Photo of Jeremy Wright

Jeremy Wright (Rugby and Kenilworth, Conservative)

May I belatedly welcome you to the Chair, Sir John, and congratulate the Financial Secretary on his promotion?

I want to make a few remarks about the way in which clause 32 may or may not reflect reality in the world of film. I speak not as an expert but, like other members of the Committee, as somebody who watches the occasional film when I have the time. I notice when I do so that a number of production companies feature in the credits before the film starts. It seems to be increasingly common for more than one production company to be involved in the making of a film. That being so, it must be the case that clause 32 makes it extremely difficult for that situation to occur and for each of the companies involved to obtain any kind of UK tax relief, notwithstanding the ingenious machinations of any lawyer who might be involved to redefine the words “responsible”, “engaged” or “direct”.

None the less, I accept that any assistance for the UK film industry is a good thing. I invite the Financial Secretary to consider ways in which he can make it better and more effective. I made the point in relation to  an intervention on my hon.
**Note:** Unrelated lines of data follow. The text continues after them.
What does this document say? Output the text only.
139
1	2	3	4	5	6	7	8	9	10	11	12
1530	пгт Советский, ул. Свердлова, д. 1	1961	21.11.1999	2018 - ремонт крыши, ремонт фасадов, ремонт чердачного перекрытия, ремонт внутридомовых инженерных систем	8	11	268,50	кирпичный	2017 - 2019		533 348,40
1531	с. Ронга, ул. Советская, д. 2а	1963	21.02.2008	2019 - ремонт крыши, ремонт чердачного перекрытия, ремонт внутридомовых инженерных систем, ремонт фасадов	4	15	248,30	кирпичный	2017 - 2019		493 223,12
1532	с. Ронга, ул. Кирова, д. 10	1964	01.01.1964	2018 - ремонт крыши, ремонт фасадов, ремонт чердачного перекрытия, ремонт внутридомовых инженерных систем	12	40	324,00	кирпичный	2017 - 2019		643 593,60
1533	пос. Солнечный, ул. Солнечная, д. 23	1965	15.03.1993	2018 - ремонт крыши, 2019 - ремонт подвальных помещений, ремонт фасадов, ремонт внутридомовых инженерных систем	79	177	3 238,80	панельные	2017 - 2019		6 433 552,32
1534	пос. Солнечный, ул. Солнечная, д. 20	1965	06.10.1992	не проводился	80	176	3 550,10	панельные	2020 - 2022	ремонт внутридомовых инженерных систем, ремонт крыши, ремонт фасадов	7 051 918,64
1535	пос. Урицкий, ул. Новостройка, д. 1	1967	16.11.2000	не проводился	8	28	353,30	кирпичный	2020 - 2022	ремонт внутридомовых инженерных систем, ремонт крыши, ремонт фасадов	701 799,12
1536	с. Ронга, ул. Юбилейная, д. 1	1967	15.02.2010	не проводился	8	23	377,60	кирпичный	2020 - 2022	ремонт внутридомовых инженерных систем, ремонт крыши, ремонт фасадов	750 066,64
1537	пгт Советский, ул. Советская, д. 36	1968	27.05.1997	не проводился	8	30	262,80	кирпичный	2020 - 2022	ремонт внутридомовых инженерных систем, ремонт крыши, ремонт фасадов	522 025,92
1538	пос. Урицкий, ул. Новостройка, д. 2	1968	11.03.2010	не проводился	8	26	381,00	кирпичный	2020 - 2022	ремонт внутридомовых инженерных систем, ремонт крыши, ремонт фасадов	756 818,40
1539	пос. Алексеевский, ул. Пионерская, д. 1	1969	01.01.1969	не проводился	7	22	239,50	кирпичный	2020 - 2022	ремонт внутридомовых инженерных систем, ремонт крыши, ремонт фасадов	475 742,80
Friend the Member for Chipping Barnet that there is a contradiction between clause 32—a rigorous and restrictive structure, designed to prevent more than one company from being involved in the making of a UK film and obtaining tax relief—and clause 41, which indicates clearly that in order for a company to obtain UK tax relief it is necessary only for it to have spent 25 per cent. on UK expenditure. That being so, the Government must envision that 75 per cent. of the expenditure could be spent abroad. If it is, it must be spent on companies that are based abroad. Surely if 75 per cent. of the expenditure is going abroad, 75 per cent. of the work is going abroad, so it must be obvious that lots of other companies are involved in the making of the film. The rubric of clause 32 is too restrictive.

The other difficulty that I foresee, and which was alluded to by my hon. Friend the Member for Chipping Barnet, relates to subsection (5). It is clear that the way in which the Government propose to resolve the difficulty that more than one company may appear through the first parts of the clause to be a film production company is that they require that potential conflict to be resolved by determining which company is most directly engaged in the activities listed in subsections (3) and (4). If I may put it delicately, in an industry that is not necessarily averse to litigation, there might well be a great many long, complex and no doubt expensive legal disputes simply to establish which of several companies involved in the production of a film is the one entitled to UK tax relief. I am sure that the Financial Secretary would not wish that to happen—I certainly would not—and I invite him to reflect on that when he responds.